To solve the problem, we need to evaluate the determinant of the given matrix and set it equal to zero. The matrix is: \[ \begin{vmatrix} x - a & b & c \\ a & x + b & c \\ a & b & x + c \end{vmatrix} \] Let's denote this determinant as \( D \). ### Step 1: Write the determinant We can express the determinant \( D \) as follows: \[ D = \begin{vmatrix} x - a & b & c \\ a & x + b & c \\ a & b & x + c \end{vmatrix} \] ### Step 2: Expand the determinant We can use the method of cofactor expansion along the first row to expand the determinant: \[ D = (x - a) \begin{vmatrix} x + b & c \\ b & x + c \end{vmatrix} - b \begin{vmatrix} a & c \\ a & x + c \end{vmatrix} + c \begin{vmatrix} a & x + b \\ a & b \end{vmatrix} \] ### Step 3: Calculate the 2x2 determinants Now, we need to calculate each of the 2x2 determinants: 1. For \( \begin{vmatrix} x + b & c \\ b & x + c \end{vmatrix} \): \[ = (x + b)(x + c) - bc = x^2 + (b + c)x + bc \] 2. For \( \begin{vmatrix} a & c \\ a & x + c \end{vmatrix} \): \[ = a(x + c) - ac = ax \] 3. For \( \begin{vmatrix} a & x + b \\ a & b \end{vmatrix} \): \[ = ab - a(x + b) = ab - ax - ab = -ax \] ### Step 4: Substitute back into the determinant Now substituting these back into \( D \): \[ D = (x - a)(x^2 + (b + c)x + bc) - b(ax) + c(-ax) \] ### Step 5: Simplify the expression Expanding \( D \): \[ D = (x - a)(x^2 + (b + c)x + bc) - abx + c(-ax) \] This simplifies to: \[ D = (x - a)(x^2 + (b + c)x + bc) - (ab + ac)x \] ### Step 6: Set the determinant to zero To find the value of \( x \), we set \( D = 0 \): \[ (x - a)(x^2 + (b + c)x + bc) - (ab + ac)x = 0 \] ### Step 7: Solve the equation This is a polynomial equation in \( x \).
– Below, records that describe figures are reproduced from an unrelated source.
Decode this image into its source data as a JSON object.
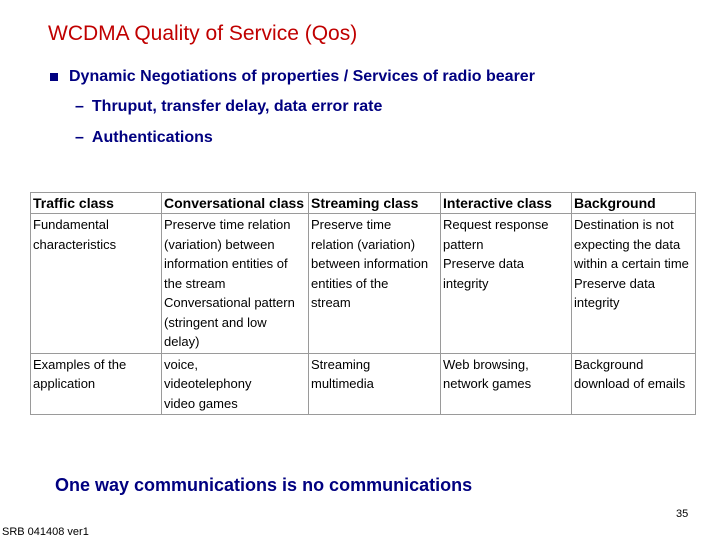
{
  "title": "WCDMA Quality of Service (Qos)",
  "bullet": "Dynamic Negotiations of properties / Services of radio bearer",
  "sub_bullets": [
    "Thruput, transfer delay, data error rate",
    "Authentications"
  ],
  "sub_dash": "–",
  "table": {
    "headers": [
      "Traffic class",
      "Conversational class",
      "Streaming class",
      "Interactive class",
      "Background"
    ],
    "rows": [
      {
        "label": [
          "Fundamental",
          "characteristics"
        ],
        "cells": [
          [
            "Preserve time relation",
            "(variation) between",
            "information entities of",
            "the stream",
            "Conversational pattern",
            "(stringent and low",
            "delay)"
          ],
          [
            "Preserve time",
            "relation (variation)",
            "between information",
            "entities of the",
            "stream"
          ],
          [
            "Request response",
            "pattern",
            "Preserve data",
            "integrity"
          ],
          [
            "Destination is not",
            "expecting the data",
            "within a certain time",
            "Preserve data",
            "integrity"
          ]
        ]
      },
      {
        "label": [
          "Examples of the",
          "application"
        ],
        "cells": [
          [
            "voice,",
            "videotelephony",
            "video games"
          ],
          [
            "Streaming",
            "multimedia"
          ],
          [
            "Web browsing,",
            "network games"
          ],
          [
            "Background",
            "download of emails"
          ]
        ]
      }
    ]
  },
  "closing": "One way communications is no communications",
  "page_number": "35",
  "footer": "SRB 041408 ver1"
}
We can factor or use the quadratic formula to find the roots. ### Step 8: Find the roots The roots of the polynomial will give us the values of \( x \) that satisfy the original determinant equation. ### Final Step: Conclusion The values of \( x \) that satisfy the equation will depend on the coefficients \( a, b, c \).